No-one ever told you parenting would be easy, an old adage suggests, but even fewer said it could literally be murder. Can a child be born evil, or is such an inclination solely a result of their upbringing and surroundings? Lynne Ramsey’s adaptation of the Lionel Shriver novel of the same name seeks to offer a thoughtful representation of every mother’s worst case scenario, but ends up delivering something closer to lurid pulp in the Bad Seed vein.
The film’s constant use of symbolism punches in the face when it should be whispering in your ear. The recurring motif of the colour red to reflect the guilt suffocating protagonist Eva is particularly obnoxious and deployed at every possible opportunity. It turns what should be a slow-burning dread into an exploitation tagline: ‘Can your stomach handle the blood about to spill? Watch as a poor, innocent woman is destroyed by the very thing she sought to love!’
We Need To Talk About Kevin
Director: Lynne Ramsey
Rating: R
Release Date: December 9, 2011
The mirroring between Eva and her demoniacal son, Kevin, is a little more subtle, but suggests depths which never fully come to pass. Does Eva have so much trouble with Kevin (who, predictably, is a little angel when his gullible dad is around) because he is a reflection of her own neuroses? Might this also be a case of the unreliable narrator, given how the narrative sticks strictly to her point of view?
Posing such questions is all very well and good, but the film dawdles when it should be substantiating the debate it is seeking to begin. There’s a pretty clear formula to how the story unfolds: in between segments showing how badly present day Eva is struggling to cope in her daily life, flashbacks show Kevin misbehaving to increasingly destructive ends (as a toddler, he’s just spiteful; as a teenager, he’s sadistic) while Eva looks exasperated and wonders why no-one sees the same boy she does, then it’s back to the present and rinse-repeat.
As far as the nature-nurture question goes, the balance tips heavily on the side of ‘nature’. As the teenage Kevin, Ezra Miller plays him as a sneering pantomime villain (to be fair to the actor, he isn’t given much option) whose sole aim in life seems to be wounding everyone around him yet somehow convincing all but long-suffering mum of his innocence. The only inclination to believe she might be an unreliable narrator is down to how over-the-top her son’s villainy is. Taken at face value, the sensitive subject matter is handled with a thudding lack of nuance. If Kevin wanted to be an exploitation shocker, that would be fine. The problem is that it comes across that way, when what it really seeks is artistic merit.

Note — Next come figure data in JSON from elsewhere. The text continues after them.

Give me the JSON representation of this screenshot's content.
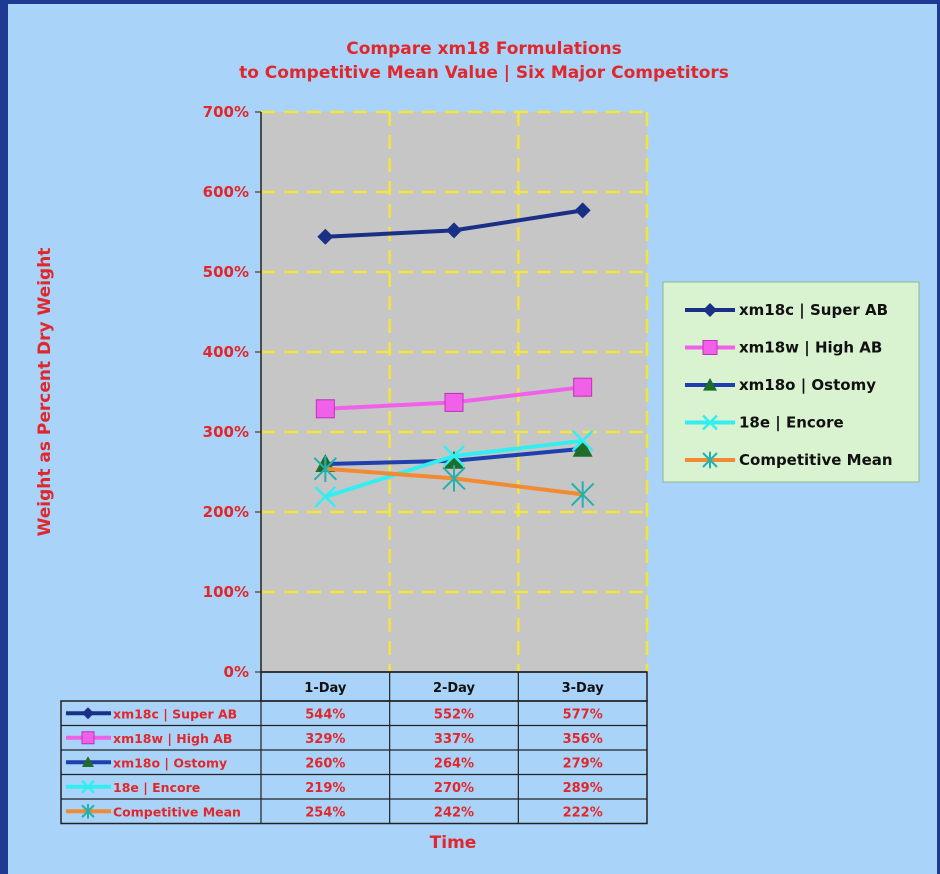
{
  "chart_data": {
    "type": "line",
    "title": [
      "Compare xm18 Formulations",
      "to Competitive Mean Value | Six Major Competitors"
    ],
    "xlabel": "Time",
    "ylabel": "Weight as Percent Dry Weight",
    "categories": [
      "1-Day",
      "2-Day",
      "3-Day"
    ],
    "ylim": [
      0,
      700
    ],
    "yticks": [
      "0%",
      "100%",
      "200%",
      "300%",
      "400%",
      "500%",
      "600%",
      "700%"
    ],
    "grid": true,
    "legend_position": "right",
    "series": [
      {
        "name": "xm18c | Super AB",
        "values": [
          544,
          552,
          577
        ],
        "labels": [
          "544%",
          "552%",
          "577%"
        ],
        "color": "#1a2f86",
        "marker": "diamond"
      },
      {
        "name": "xm18w | High AB",
        "values": [
          329,
          337,
          356
        ],
        "labels": [
          "329%",
          "337%",
          "356%"
        ],
        "color": "#f060e8",
        "marker": "square"
      },
      {
        "name": "xm18o | Ostomy",
        "values": [
          260,
          264,
          279
        ],
        "labels": [
          "260%",
          "264%",
          "279%"
        ],
        "color": "#1f3fae",
        "marker": "triangle"
      },
      {
        "name": "18e | Encore",
        "values": [
          219,
          270,
          289
        ],
        "labels": [
          "219%",
          "270%",
          "289%"
        ],
        "color": "#33eef0",
        "marker": "x"
      },
      {
        "name": "Competitive Mean",
        "values": [
          254,
          242,
          222
        ],
        "labels": [
          "254%",
          "242%",
          "222%"
        ],
        "color": "#f18a32",
        "marker": "star"
      }
    ],
    "colors": {
      "plot_bg": "#c6c6c6",
      "grid": "#f5e43a",
      "text": "#e0282c",
      "page_bg": "#a9d3f8",
      "legend_bg": "#d9f2d0"
    }
  }
}
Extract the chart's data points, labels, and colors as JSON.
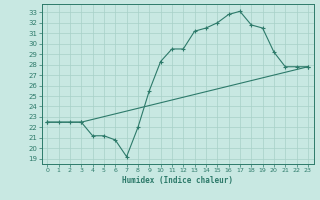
{
  "xlabel": "Humidex (Indice chaleur)",
  "bg_color": "#c8e8e2",
  "line_color": "#2d7a6a",
  "grid_color": "#a8d0c8",
  "xlim": [
    -0.5,
    23.5
  ],
  "ylim": [
    18.5,
    33.8
  ],
  "yticks": [
    19,
    20,
    21,
    22,
    23,
    24,
    25,
    26,
    27,
    28,
    29,
    30,
    31,
    32,
    33
  ],
  "xticks": [
    0,
    1,
    2,
    3,
    4,
    5,
    6,
    7,
    8,
    9,
    10,
    11,
    12,
    13,
    14,
    15,
    16,
    17,
    18,
    19,
    20,
    21,
    22,
    23
  ],
  "line1_x": [
    0,
    1,
    2,
    3,
    4,
    5,
    6,
    7,
    8,
    9,
    10,
    11,
    12,
    13,
    14,
    15,
    16,
    17,
    18,
    19,
    20,
    21,
    22,
    23
  ],
  "line1_y": [
    22.5,
    22.5,
    22.5,
    22.5,
    21.2,
    21.2,
    20.8,
    19.2,
    22.0,
    25.5,
    28.3,
    29.5,
    29.5,
    31.2,
    31.5,
    32.0,
    32.8,
    33.1,
    31.8,
    31.5,
    29.2,
    27.8,
    27.8,
    27.8
  ],
  "line2_x": [
    0,
    3,
    23
  ],
  "line2_y": [
    22.5,
    22.5,
    27.8
  ]
}
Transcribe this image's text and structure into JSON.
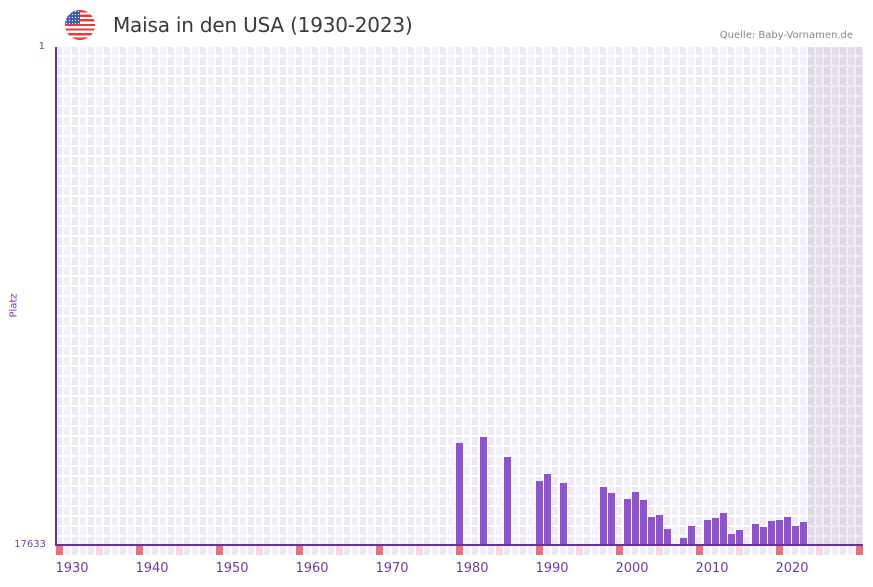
{
  "header": {
    "flag_icon": "us-flag-icon",
    "title": "Maisa in den USA (1930-2023)",
    "source": "Quelle: Baby-Vornamen.de"
  },
  "axes": {
    "y_top_label": "1",
    "y_bottom_label": "17633",
    "y_title": "Platz",
    "x_labels": [
      "1930",
      "1940",
      "1950",
      "1960",
      "1970",
      "1980",
      "1990",
      "2000",
      "2010",
      "2020"
    ]
  },
  "colors": {
    "bar": "#8b55c6",
    "axis": "#6a2f9a",
    "decade_marker": "#e5737c",
    "half_decade_marker": "#f5d8e0"
  },
  "chart_data": {
    "type": "bar",
    "title": "Maisa in den USA (1930-2023)",
    "xlabel": "",
    "ylabel": "Platz",
    "ylim": [
      17633,
      1
    ],
    "y_inverted": true,
    "x_range": [
      1928,
      2028
    ],
    "shaded_future_from": 2022,
    "grid": true,
    "legend": null,
    "categories": [
      1978,
      1981,
      1984,
      1988,
      1989,
      1991,
      1996,
      1997,
      1999,
      2000,
      2001,
      2002,
      2003,
      2004,
      2006,
      2007,
      2009,
      2010,
      2011,
      2012,
      2013,
      2015,
      2016,
      2017,
      2018,
      2019,
      2020,
      2021
    ],
    "values": [
      14021,
      13809,
      14517,
      15367,
      15119,
      15438,
      15580,
      15792,
      16004,
      15757,
      16040,
      16642,
      16571,
      17067,
      17385,
      16960,
      16748,
      16677,
      16500,
      17244,
      17102,
      16889,
      16996,
      16783,
      16748,
      16642,
      16960,
      16819
    ]
  }
}
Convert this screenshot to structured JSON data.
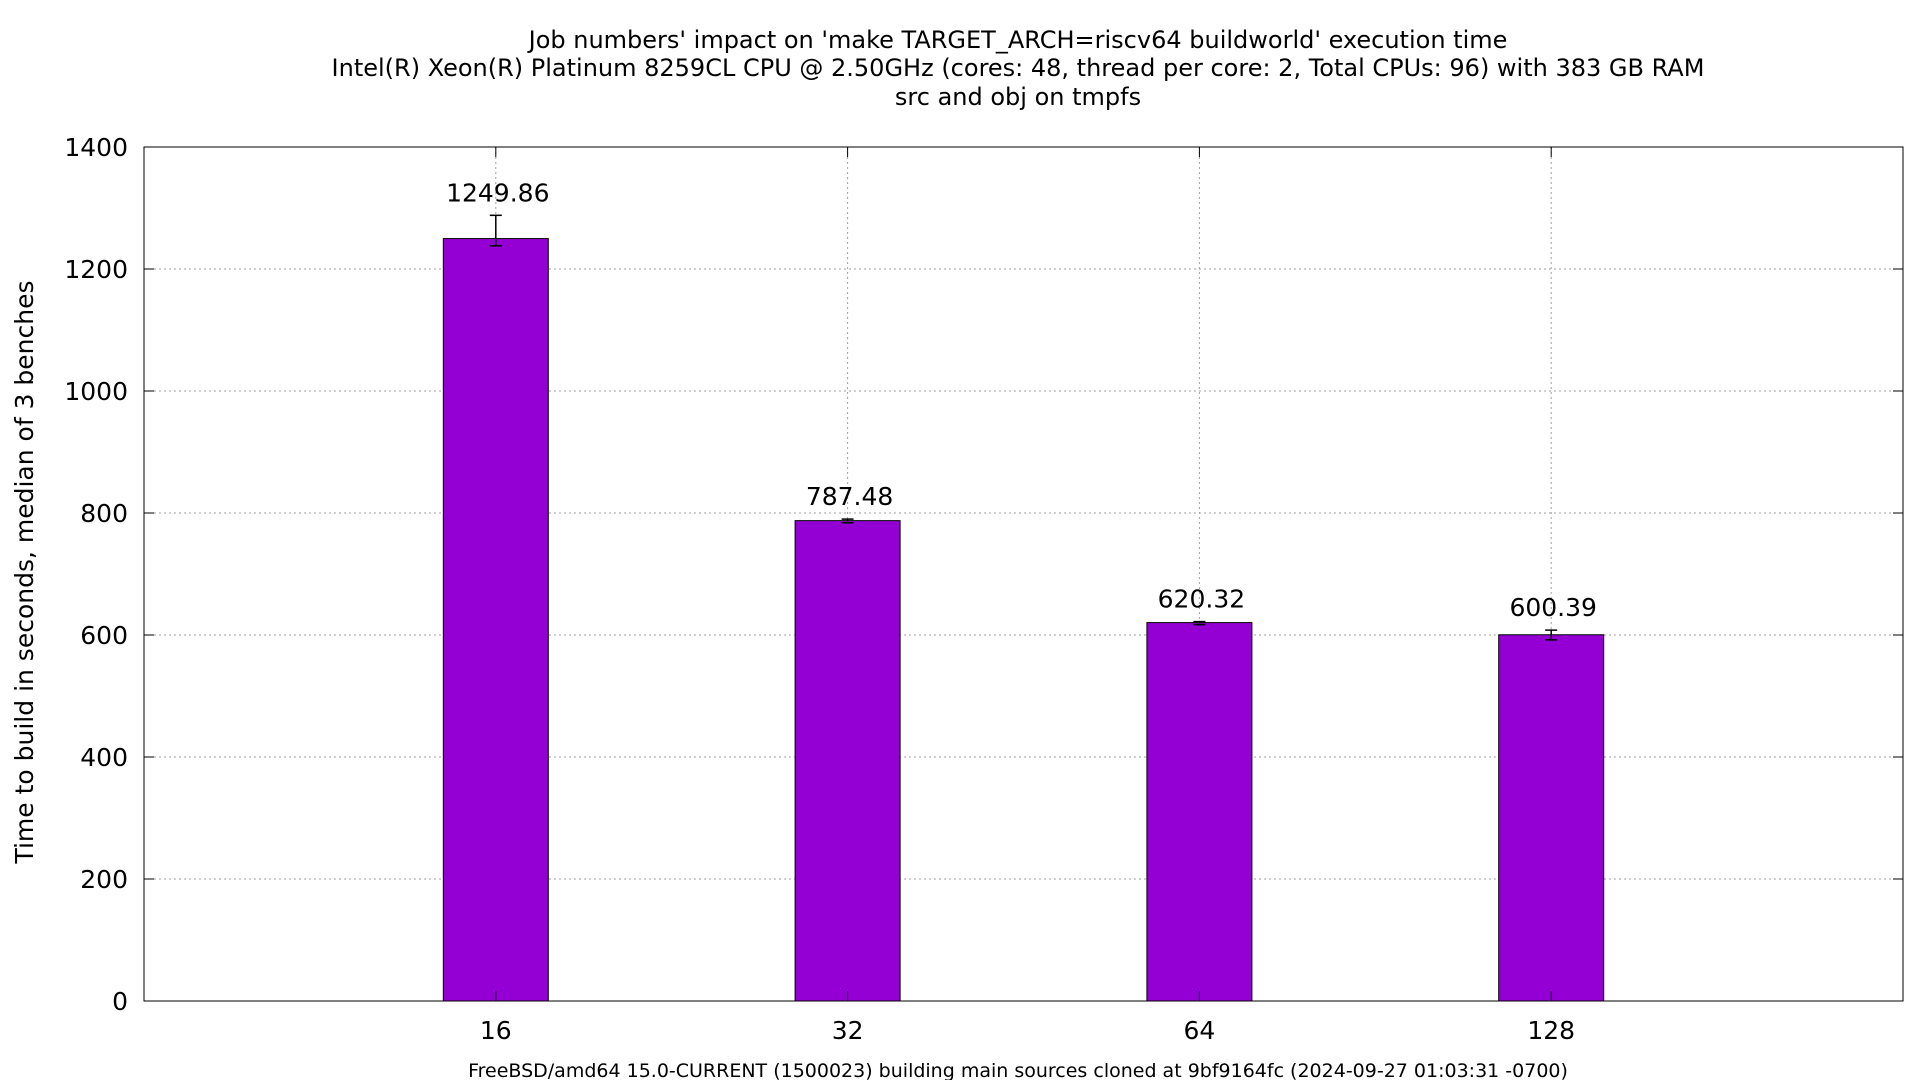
{
  "chart_data": {
    "type": "bar",
    "title": [
      "Job numbers' impact on 'make TARGET_ARCH=riscv64 buildworld' execution time",
      "Intel(R) Xeon(R) Platinum 8259CL CPU @ 2.50GHz (cores: 48, thread per core: 2, Total CPUs: 96) with 383 GB RAM",
      "src and obj on tmpfs"
    ],
    "xlabel": "FreeBSD/amd64 15.0-CURRENT (1500023) building main sources cloned at 9bf9164fc (2024-09-27 01:03:31 -0700)",
    "ylabel": "Time to build in seconds, median of 3 benches",
    "categories": [
      "16",
      "32",
      "64",
      "128"
    ],
    "values": [
      1249.86,
      787.48,
      620.32,
      600.39
    ],
    "value_labels": [
      "1249.86",
      "787.48",
      "620.32",
      "600.39"
    ],
    "error_bars": [
      [
        1238,
        1288
      ],
      [
        784,
        790
      ],
      [
        617,
        622
      ],
      [
        592,
        608
      ]
    ],
    "ylim": [
      0,
      1400
    ],
    "yticks": [
      0,
      200,
      400,
      600,
      800,
      1000,
      1200,
      1400
    ],
    "xlim": [
      -1,
      4
    ],
    "grid": true,
    "legend": "none",
    "bar_color": "#9400d3"
  }
}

Holding it all together is Tilda Swinton, whose rakishness and agonised demeanour mark her as an outsider from the very beginning. For a film so laden with shotgun symbolism, her performance is one of startling introversion, seeming to exist more as a presence than as a real human being. It is easy to see why motherhood would be a struggle for her: the only time we see her exuding any kind of warmth, it is before the fling with John C. Reilly’s Frank that ends in her pregnancy and ruins the successful career and life she had built for herself up until that point.
Aha, you might now be thinking, perhaps that is how Ramsey (credited as a co-writer as well as director) aimed to balance out the nature-nurture side of the story. If Kevin turns out irredeemably evil, perhaps it was a result of his picking up on his mother’s anguish at his existence being the cause of her losing her freedom. Again, this would be a valid point, but for the fact that Kevin appears as a supernaturally unpleasant child from the start, despite Eva’s obvious efforts to encourage and support him.
When she does finally flip and accidentally cause him a serious injury, the mental trauma she suffers is heavily emphasized. What’s more, the one time Kevin falls ill is the only time he emotionally connects with his mother, turning back to his devious ways once his recovery is complete. No matter how bad the environment a child has grown up in, the idea that anyone could be that manipulative at such a young age can only be explained by something in-built, rather than created.
Even for those who haven’t read the book (of which I am one), the outcome of Kevin’s behaviour is obvious from the start and Ramsey’s attempts to make a big deal of Eva finally asking Kevin what should be a key question is undermined by how clumsily she has managed all the elements leading up to the moment. Throw away any artistic intention and the film becomes passably entertaining. By the time Kevin receives his birthday present, it’s almost worth cheering this new opportunity for the teenage devil to kick his evil up a level. The dread is painted broadly, but there’s some fun in that, if not much suspense. Its failures as an art film piece together into a competent horror, even if the feeling abides that the subject matter and Tilda Swinton’s startling performance deserved better.